The numbers come from the first ever survey by the Census Bureau to focus on nonmotorized commuting. The increase came between 2008 and 2012. According to the survey, cycling as a means of commuting surged by 60 percent overall in the last past decade - making it the biggest jump in any means of commuting tracked by the Census.
In certain cities smaller than New York, the numbers were even greater: Portland, Ore. – with 6.1 percent - had the highest number of bicycle commuters among 15 large cities. Next came Madison, Wis., Minneapolis, Boise, Seattle, San Francisco and Washington, D.C., all with over 3 percent of commuters making their trips by bicycle. Boston gets the prize for biggest percentage of walkers to work – a whopping 15.1 percent among larger cities.

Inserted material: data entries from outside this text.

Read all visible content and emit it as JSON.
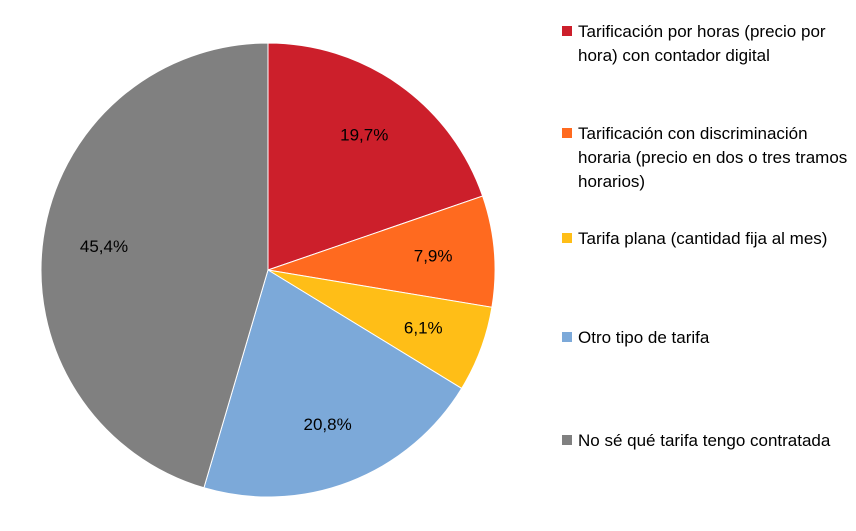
{
  "chart_data": {
    "type": "pie",
    "start_angle_deg": 0,
    "direction": "clockwise",
    "legend_position": "right",
    "slices": [
      {
        "name": "Tarificación por horas (precio por hora) con contador digital",
        "value": 19.7,
        "label": "19,7%",
        "color": "#CC1F2B"
      },
      {
        "name": "Tarificación con discriminación horaria (precio en dos o tres tramos horarios)",
        "value": 7.9,
        "label": "7,9%",
        "color": "#FF6A1F"
      },
      {
        "name": "Tarifa plana (cantidad fija al mes)",
        "value": 6.1,
        "label": "6,1%",
        "color": "#FFBE17"
      },
      {
        "name": "Otro tipo de tarifa",
        "value": 20.8,
        "label": "20,8%",
        "color": "#7CA9D9"
      },
      {
        "name": "No sé qué tarifa tengo contratada",
        "value": 45.4,
        "label": "45,4%",
        "color": "#808080"
      }
    ]
  }
}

Brian McKenzie, a sociologist and the author of the Census report, attributed the growth to measures taken by local communities to encourage nonmotorized commuting, including investments in “bike share programs, bike lanes and more pedestrian-friendly streets." His report showed that more men were apt to bike or walk to work than women, although male cyclists far outnumbered female cyclists. College towns such as Ithaca, N.Y. (42 percent) were likely to have a major pedestrian commuter presence.